La alarma crecía. Mi madre comenzaba a angustiarse y mi padre argumentaba que seguramente mi desaparición era un simple juego: «Ena suele gastar bromas para divertirse».

Aguardé a que todos despejaran la explanada para salir de mi peligroso escondrijo y dirigirme a mi cuarto. Una vez allí bajé lentamente por la escalera y entré en el vestíbulo. La primera en verme fue Bee.

– ¡Por fin! -exclamó, como si estuviera contemplando al superviviente de un naufragio-. ¿Dónde te habías metido? ¿Cómo has llegado hasta aquí sin que te hayamos visto? -Yo la miraba en silencio. A decir verdad me divertía observarla tan alterada-. ¿Dónde estabas? -seguía preguntando-. ¿Cómo pudiste esfumarte de un modo tan repentino?

Me encogí de hombros y le dije que no lo sabía.

Bee me miraba entre enfurecida y admirada. Por primera vez desplazada de su constante afán de protagonismo. Por primera vez dispuesta a admirarme sin saber exactamente cuál era la razón de su admiración.

– ¿De modo que no lo sabes? -preguntó.

Y yo para desconcertarla aún más me atreví a decirle:

– A lo mejor estoy dotada de poderes que tú no tienes.

Volvió a mirarme con aire dubitativo.

– ¿Lo dices en serio?

Me di cuenta de que mi respuesta la había impactado. Aunque algo mayor que yo, Bee seguía siendo una niña pequeña. Y la palabra «poderes» la impresionaba.

No obstante, el susto que mi desaparición causó se disipó pronto. «Cosas de niños», decían. Ni siquiera dio lugar a una regañina por parte de la abuela y de mis padres.

Pero Bee siempre recordó la palabra «poderes» como un peligro para ella.

Nunca le dije la verdad. Jamás le expliqué que había cruzado el bosque prohibido sorteando peligros que sólo existían en la imaginación del hacedor de historias para niños temerosos. Me limité a darle a entender que no lo sabía, que fui trasladada a la vivienda sin enterarme y que todo se debía a un vigor interno que ella no poseía. A Bee aquella explicación no debió de gustarle. Siempre pretendía ser la primera en todo.

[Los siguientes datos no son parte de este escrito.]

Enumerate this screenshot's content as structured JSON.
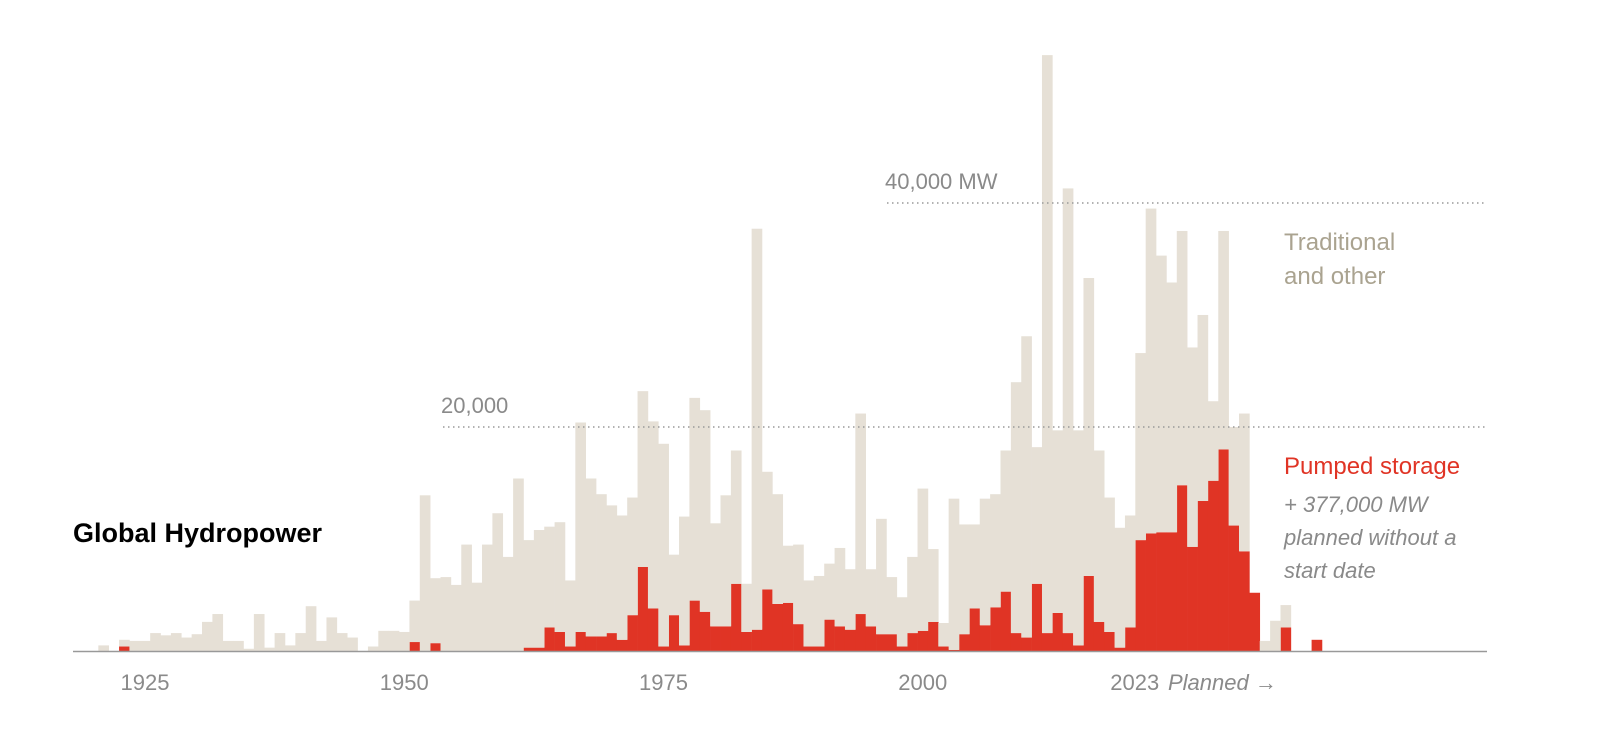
{
  "chart_data": {
    "type": "bar",
    "stacked": true,
    "title": "Global Hydropower",
    "annotation": "Planned →",
    "note": "+ 377,000 MW planned without a start date",
    "x": [
      1920,
      1921,
      1922,
      1923,
      1924,
      1925,
      1926,
      1927,
      1928,
      1929,
      1930,
      1931,
      1932,
      1933,
      1934,
      1935,
      1936,
      1937,
      1938,
      1939,
      1940,
      1941,
      1942,
      1943,
      1944,
      1945,
      1946,
      1947,
      1948,
      1949,
      1950,
      1951,
      1952,
      1953,
      1954,
      1955,
      1956,
      1957,
      1958,
      1959,
      1960,
      1961,
      1962,
      1963,
      1964,
      1965,
      1966,
      1967,
      1968,
      1969,
      1970,
      1971,
      1972,
      1973,
      1974,
      1975,
      1976,
      1977,
      1978,
      1979,
      1980,
      1981,
      1982,
      1983,
      1984,
      1985,
      1986,
      1987,
      1988,
      1989,
      1990,
      1991,
      1992,
      1993,
      1994,
      1995,
      1996,
      1997,
      1998,
      1999,
      2000,
      2001,
      2002,
      2003,
      2004,
      2005,
      2006,
      2007,
      2008,
      2009,
      2010,
      2011,
      2012,
      2013,
      2014,
      2015,
      2016,
      2017,
      2018,
      2019,
      2020,
      2021,
      2022,
      2023,
      2024,
      2025,
      2026,
      2027,
      2028,
      2029,
      2030,
      2031,
      2032,
      2033,
      2034,
      2035,
      2036,
      2037,
      2038
    ],
    "series": [
      {
        "name": "Pumped storage",
        "color": "#e03425",
        "values": [
          0,
          0,
          0,
          400,
          0,
          0,
          0,
          0,
          0,
          0,
          0,
          0,
          0,
          0,
          0,
          0,
          0,
          0,
          0,
          0,
          0,
          0,
          0,
          0,
          0,
          0,
          0,
          0,
          0,
          0,
          0,
          800,
          0,
          700,
          0,
          0,
          0,
          0,
          0,
          0,
          0,
          0,
          300,
          300,
          2100,
          1700,
          400,
          1700,
          1300,
          1300,
          1600,
          1000,
          3200,
          7500,
          3800,
          400,
          3200,
          500,
          4500,
          3500,
          2200,
          2200,
          6000,
          1700,
          1900,
          5500,
          4200,
          4300,
          2400,
          400,
          400,
          2800,
          2200,
          1900,
          3300,
          2200,
          1500,
          1500,
          400,
          1600,
          1800,
          2600,
          400,
          100,
          1500,
          3800,
          2300,
          3900,
          5300,
          1600,
          1200,
          6000,
          1600,
          3400,
          1600,
          500,
          6700,
          2600,
          1700,
          300,
          2100,
          9900,
          10500,
          10600,
          10600,
          14800,
          9300,
          13400,
          15200,
          18000,
          11200,
          8900,
          5200,
          0,
          0,
          2100,
          0,
          0,
          1000
        ]
      },
      {
        "name": "Traditional and other",
        "color": "#e6e0d6",
        "values": [
          0,
          500,
          0,
          600,
          900,
          900,
          1600,
          1400,
          1600,
          1200,
          1500,
          2600,
          3300,
          900,
          900,
          200,
          3300,
          300,
          1600,
          500,
          1600,
          4000,
          900,
          3000,
          1600,
          1200,
          0,
          400,
          1800,
          1800,
          1700,
          3700,
          13900,
          5800,
          6600,
          5900,
          9500,
          6100,
          9500,
          12300,
          8400,
          15400,
          9600,
          10500,
          9000,
          9800,
          5900,
          18700,
          14100,
          12700,
          11400,
          11100,
          10500,
          15700,
          16700,
          18100,
          5400,
          11500,
          18100,
          18000,
          9200,
          11700,
          11900,
          4300,
          35800,
          10500,
          9800,
          5100,
          7100,
          5900,
          6300,
          5000,
          7000,
          5400,
          17900,
          5100,
          10300,
          5100,
          4400,
          6800,
          12700,
          6500,
          2100,
          13500,
          9800,
          7500,
          11300,
          10100,
          12600,
          22400,
          26900,
          12200,
          51600,
          16300,
          39700,
          19200,
          26600,
          15300,
          12000,
          10700,
          10000,
          16700,
          29000,
          24700,
          22300,
          22700,
          17800,
          16600,
          7100,
          19500,
          8800,
          12300,
          0,
          900,
          2700,
          2000,
          0,
          0,
          0
        ]
      }
    ],
    "xlim": [
      1918,
      2054
    ],
    "xticks": [
      1925,
      1950,
      1975,
      2000,
      2023
    ],
    "ylim": [
      0,
      53300
    ],
    "yticks": [
      {
        "value": 20000,
        "label": "20,000"
      },
      {
        "value": 40000,
        "label": "40,000 MW"
      }
    ],
    "grid": true
  }
}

No sé por qué motivo recuerdo ahora aquel episodio de nuestra infancia. Acaso porque mientras iniciamos el vuelo rumbo a España experimento algo parecido a lo que percibí cuando, andando el tiempo, descubrí que Bee, mi entrañable Bee, era algo así como un expediente lleno de incógnitas nunca aclaradas y carentes de razón pero que apremiaban y causaban malestares inexplicables.

También ahora los apremios que me atosigan me angustian. No es fácil volver a un país donde fui reina, sin ostentar más título que el de una simple madrina de un niño que va a llamarse Felipe.

No obstante, las destrucciones que debimos soportar parecen achicarse cuando los acontecimientos cobran relieves inesperados y las congojas pasadas se van diluyendo en probabilidades venideras.